When using FileZilla FTP Client, if I know (or can guess) a username for a domain, I'm able to enter that directly into "Remote Path" field in my FileZilla client, and access that user's space and do whatever I want... Very risky - and probably not too hard for a hacker to make a qualified guess of what username goes with a domain name if it's a company customer, for example. Let's say I would have "ikea.se" at my servers, then "ikea" as a username wouldn't be too strange, right? Of course, as a hacker one would have to have at least one working ftp account first, but it's just to become a customer and then the hackers are able to get in to places they shouldn't be in :-/

Now - is this a bug or do I have any security rights wrongly configured? Anyone who can reproduce this problem or is it just me?

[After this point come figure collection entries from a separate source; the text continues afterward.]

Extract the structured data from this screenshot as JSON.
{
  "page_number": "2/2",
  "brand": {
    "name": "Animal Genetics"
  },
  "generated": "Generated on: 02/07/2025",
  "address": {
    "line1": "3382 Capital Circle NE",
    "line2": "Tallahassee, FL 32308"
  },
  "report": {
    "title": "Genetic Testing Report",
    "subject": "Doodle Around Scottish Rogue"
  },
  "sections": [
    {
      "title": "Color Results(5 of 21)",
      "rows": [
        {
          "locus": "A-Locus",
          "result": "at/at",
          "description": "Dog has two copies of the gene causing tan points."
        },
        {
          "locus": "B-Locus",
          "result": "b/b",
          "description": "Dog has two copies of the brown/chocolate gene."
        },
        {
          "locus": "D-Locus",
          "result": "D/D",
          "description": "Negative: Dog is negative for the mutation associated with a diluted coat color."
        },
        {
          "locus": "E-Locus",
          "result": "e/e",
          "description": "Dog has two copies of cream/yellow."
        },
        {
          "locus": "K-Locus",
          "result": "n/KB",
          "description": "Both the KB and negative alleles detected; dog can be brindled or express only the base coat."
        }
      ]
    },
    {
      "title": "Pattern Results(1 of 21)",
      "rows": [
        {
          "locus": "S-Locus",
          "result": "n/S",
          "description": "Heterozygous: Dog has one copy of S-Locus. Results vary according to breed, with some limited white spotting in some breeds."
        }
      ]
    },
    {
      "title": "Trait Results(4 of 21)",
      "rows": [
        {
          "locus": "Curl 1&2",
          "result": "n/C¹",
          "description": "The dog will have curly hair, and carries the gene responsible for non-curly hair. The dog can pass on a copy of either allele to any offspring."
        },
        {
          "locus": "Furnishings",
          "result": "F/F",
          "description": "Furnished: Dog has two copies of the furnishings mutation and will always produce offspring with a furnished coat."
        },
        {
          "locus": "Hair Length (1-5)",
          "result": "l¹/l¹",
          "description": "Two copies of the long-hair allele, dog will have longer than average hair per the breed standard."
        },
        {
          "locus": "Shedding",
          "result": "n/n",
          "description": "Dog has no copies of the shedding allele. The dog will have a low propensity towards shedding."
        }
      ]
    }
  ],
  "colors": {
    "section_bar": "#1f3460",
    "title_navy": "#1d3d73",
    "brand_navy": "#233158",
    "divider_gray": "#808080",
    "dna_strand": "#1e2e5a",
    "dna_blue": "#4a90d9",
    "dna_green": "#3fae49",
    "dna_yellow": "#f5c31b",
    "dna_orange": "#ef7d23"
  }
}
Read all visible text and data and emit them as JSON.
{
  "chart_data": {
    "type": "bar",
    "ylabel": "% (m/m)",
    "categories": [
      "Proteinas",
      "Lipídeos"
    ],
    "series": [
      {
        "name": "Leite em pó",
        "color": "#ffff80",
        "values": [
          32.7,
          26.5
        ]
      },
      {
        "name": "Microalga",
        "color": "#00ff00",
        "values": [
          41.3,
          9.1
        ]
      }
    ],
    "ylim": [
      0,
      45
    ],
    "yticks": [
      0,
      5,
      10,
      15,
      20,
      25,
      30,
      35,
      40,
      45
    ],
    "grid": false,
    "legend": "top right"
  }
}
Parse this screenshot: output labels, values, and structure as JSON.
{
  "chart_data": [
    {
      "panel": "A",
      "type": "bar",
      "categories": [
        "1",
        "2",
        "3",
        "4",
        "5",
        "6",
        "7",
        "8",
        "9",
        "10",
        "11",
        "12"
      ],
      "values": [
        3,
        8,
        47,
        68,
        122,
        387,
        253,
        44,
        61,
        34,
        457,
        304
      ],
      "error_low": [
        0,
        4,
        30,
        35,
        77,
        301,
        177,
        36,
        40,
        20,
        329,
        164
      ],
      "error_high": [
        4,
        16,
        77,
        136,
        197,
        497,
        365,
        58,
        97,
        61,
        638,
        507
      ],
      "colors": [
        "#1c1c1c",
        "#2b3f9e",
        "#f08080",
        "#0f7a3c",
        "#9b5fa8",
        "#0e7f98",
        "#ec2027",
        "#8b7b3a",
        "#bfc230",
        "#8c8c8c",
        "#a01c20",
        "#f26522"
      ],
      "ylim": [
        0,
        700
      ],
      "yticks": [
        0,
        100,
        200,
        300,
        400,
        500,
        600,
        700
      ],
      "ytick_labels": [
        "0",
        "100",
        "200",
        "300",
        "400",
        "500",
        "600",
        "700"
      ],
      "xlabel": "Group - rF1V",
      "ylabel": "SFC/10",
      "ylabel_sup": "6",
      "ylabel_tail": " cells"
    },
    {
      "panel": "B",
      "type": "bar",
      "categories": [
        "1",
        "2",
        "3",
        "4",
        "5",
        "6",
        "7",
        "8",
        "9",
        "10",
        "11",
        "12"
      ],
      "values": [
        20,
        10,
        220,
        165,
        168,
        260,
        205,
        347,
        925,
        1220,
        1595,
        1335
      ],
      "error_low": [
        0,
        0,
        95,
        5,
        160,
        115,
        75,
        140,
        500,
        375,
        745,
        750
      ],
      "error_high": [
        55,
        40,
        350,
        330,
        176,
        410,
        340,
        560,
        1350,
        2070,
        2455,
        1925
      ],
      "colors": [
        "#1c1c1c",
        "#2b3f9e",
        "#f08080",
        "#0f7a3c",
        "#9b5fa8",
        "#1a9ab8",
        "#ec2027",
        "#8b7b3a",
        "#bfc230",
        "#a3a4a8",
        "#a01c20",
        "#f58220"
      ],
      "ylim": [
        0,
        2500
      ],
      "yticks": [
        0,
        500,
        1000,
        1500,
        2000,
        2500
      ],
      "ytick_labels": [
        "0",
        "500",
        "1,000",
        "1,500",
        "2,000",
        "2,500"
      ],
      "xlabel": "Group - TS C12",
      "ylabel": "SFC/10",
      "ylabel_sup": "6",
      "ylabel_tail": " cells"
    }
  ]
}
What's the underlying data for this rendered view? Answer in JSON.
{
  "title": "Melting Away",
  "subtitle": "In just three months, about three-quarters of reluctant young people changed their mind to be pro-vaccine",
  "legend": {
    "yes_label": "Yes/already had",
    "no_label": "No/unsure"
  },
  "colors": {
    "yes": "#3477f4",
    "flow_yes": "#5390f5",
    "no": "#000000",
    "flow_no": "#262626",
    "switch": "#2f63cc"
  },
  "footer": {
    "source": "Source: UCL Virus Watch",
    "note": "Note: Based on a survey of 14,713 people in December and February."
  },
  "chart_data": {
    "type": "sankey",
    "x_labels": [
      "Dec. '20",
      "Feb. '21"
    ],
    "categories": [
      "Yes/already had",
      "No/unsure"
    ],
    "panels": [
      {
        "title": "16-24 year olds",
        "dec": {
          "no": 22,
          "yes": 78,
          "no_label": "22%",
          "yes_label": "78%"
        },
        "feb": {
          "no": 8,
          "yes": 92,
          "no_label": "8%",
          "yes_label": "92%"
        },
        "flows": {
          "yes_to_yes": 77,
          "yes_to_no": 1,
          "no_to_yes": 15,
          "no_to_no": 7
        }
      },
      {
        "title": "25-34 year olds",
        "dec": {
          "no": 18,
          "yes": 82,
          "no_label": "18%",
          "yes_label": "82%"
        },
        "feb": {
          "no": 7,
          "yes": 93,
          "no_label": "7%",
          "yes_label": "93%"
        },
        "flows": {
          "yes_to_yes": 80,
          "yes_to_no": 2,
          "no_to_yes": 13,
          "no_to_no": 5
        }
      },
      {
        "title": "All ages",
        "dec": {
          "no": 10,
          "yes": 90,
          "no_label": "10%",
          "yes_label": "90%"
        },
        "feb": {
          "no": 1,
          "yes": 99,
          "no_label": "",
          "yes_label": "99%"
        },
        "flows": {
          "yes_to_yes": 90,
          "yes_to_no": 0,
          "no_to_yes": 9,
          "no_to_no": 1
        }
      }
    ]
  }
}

To reproduce, try log in with one existing ftp account at your system - then enter "/<user>/<domain>" as a remote path in the ftp client (I don't think the problem is in FileZilla, this should be same result whatever ftp client one use).

Hi,

I have a server with the exact same software (except I am running DNP 2.8.3) and could not duplicate your results. I actually tried other methods and the most I could get is an "access denied" if I enter the name of a valid ftp account as the path. A hacker can use this to confirm that that is the name of another valid ftp account. But I was never able to upload or list the contents from another ftp user.

I feel it is something with your particular FTP or NTFS configuration. I would begin by checking the NTFS permissions.

Regards,

ACW

ACW:

I feel it is something with your particular FTP or NTFS configuration. I would begin by checking the NTFS permissions.

Thanks for your effort. I don't think anyone at our place has done anything with the ntfs permissions but I'll definately look into it, one never knows... :) My first fear was that it was a bug since I ran DNP 2.8.0 for a long time but updated it to 2.8.8 yesterday and then by a mistake discovered this security problem of mine - therefore my first thought was if it was any change within DNP new versions that made this. Thanks to your efforts I realise that the it might be our ntfs rights or maybe some ftp setting... hmm.. However, I'm very grateful to you that you did try this at your place for me! :)

Problem Solved!

It was the ntfs permissions, somehow there was indeed an "Users" group at root level of my partition D: (Hostingspaces). I have no idea why it was there, though. Hopefully (?) it's a human error and something that accidentaly was forgotten to clean up - i'm crossing my fingers that it wasn't an effect of some software that made this setting, at least... So now late in the evening I was able to try deleting it and now I can't ftp to other customers accounts any more, and everything seems to still work (www, ftp, mysql that I have on that server).

And just as DNP Team member Kent states at the link below, there should be no "Users" - just "Administrators" and "SYSTEM":
http://forum.dotnetpanel.com/forums/p/3504/18342.aspx#18342

Now I wonder - does this apply for you as well? In my system I also have "Everyone" with all permissions excluded but the "Special Permissions" (deeper in the settings it's a read&execute on that folder (root) only) as well as an "CREATOR OWNER" also with all permissions exkluced but "Special Permissons" (deeper in these settings it's a "Full Control" on subfoldes and files only, under root.

Should these (Everyone & CREATOR OWNER) be possible to delete as well from the root security permissions, I wonder? According to Kent it should... hmmm?